In a commencement address to the University of Chicago, Graves advocated sending black people to the Philippines, where they would form their own government. Under his scheme, whites would not be allowed to vote there, and blacks would not be able to vote in the United States. The speech prompted an opposing letter to the editor of the Brooklyn Eagle by black journalist Jack Thorne, who said Graves's claims that white women were not safe to walk the streets of Atlanta were nonsense.

===1908 vice presidential candidacy===
The newly formed Independence Party decided to hold a national convention in Chicago, Illinois. Graves was nominated as one of the candidates for president on July 27. The first ballot saw a tally of 396 votes for Thomas L. Hisgen, 213 for Graves, 200 for Milford W. Howard, 71 for Reuben R. Lyon, and 49 for William Randolph Hearst. A second ballot brought Hisgen to the doorstep of nomination, gathering 590 votes, compared to 189 for Graves and 109 for Howard. Only in the early morning hours of Wednesday, July 29 would Hisgen go over the top and win the nomination. Graves was subsequently chosen as the party's nominee for vice president.

In the general election, the Independence Party ticket received 82,574 votes (0.55%), coming in fifth place. It performed best in Massachusetts, where it received 4.2% of the popular vote.
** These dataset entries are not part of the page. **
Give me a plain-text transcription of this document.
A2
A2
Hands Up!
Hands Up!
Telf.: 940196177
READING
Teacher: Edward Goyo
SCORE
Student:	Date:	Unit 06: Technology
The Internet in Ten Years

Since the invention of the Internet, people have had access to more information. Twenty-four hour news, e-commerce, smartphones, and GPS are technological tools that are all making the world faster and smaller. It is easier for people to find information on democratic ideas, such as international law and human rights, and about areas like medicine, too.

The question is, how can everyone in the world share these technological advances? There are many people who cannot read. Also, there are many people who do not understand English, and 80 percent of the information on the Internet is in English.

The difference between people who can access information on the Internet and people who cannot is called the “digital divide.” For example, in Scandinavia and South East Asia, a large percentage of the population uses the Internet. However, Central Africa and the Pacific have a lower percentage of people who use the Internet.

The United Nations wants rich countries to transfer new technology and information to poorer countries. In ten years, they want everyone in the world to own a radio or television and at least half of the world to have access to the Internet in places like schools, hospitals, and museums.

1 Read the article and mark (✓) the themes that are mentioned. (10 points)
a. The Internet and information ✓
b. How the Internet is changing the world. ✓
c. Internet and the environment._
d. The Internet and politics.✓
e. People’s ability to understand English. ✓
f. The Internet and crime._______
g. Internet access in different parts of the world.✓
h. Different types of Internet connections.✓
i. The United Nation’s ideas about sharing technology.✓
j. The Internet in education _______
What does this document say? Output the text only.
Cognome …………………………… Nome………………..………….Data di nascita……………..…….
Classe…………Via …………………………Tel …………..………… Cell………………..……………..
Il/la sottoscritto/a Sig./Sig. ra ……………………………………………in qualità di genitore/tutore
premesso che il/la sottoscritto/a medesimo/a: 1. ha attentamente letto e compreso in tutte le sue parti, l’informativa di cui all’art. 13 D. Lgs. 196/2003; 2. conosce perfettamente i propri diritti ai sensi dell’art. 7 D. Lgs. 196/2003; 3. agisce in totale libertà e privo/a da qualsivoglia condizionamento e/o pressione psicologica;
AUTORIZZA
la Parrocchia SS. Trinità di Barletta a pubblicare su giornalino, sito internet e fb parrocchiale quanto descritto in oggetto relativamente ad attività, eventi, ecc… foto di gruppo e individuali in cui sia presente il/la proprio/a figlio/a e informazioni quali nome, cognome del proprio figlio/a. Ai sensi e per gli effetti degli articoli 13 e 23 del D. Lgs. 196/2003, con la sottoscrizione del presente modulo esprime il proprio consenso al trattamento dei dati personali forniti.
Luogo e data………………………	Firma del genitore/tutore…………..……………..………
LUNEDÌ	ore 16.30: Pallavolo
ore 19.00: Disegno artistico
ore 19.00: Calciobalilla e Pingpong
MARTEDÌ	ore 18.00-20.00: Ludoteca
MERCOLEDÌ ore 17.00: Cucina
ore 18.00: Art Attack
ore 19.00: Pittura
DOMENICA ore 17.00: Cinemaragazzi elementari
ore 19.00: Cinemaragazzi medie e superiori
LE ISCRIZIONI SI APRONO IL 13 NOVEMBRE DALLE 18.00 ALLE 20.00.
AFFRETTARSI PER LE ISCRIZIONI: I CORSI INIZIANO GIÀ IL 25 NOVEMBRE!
Following the general election defeat, the Independence Party quickly faded away into obscurity although it fielded candidates in New York until 1914.

===Later career===
Graves later rejoined the Democratic Party and spoke at the 1912 Democratic National Convention.

Graves was among the first to suggest that a mammoth statue of Robert E. Lee be sculpted as a Confederate memorial on the side of Stone Mountain, Georgia.

==Personal life==
Graves married Mattie E. Simpson on April 17, 1878, and Anne (Annie) E. Cothran on December 30, 1890. He had two daughters, Mrs. Frederick Tomkins and Anne Graves; and three sons, John Temple Graves Jr., James de Graffenried Graves, and Cothran Calhoun Graves. He died in Washington, D.C., on August 8, 1925, at the age of 68.

His grandson, the child of daughter Laura Graves Tomkins, is renowned author and art critic Calvin Tomkins, who
said his grandfather was "an outspoken racist and was largely responsible for inciting the great Atlanta race riot of 1906."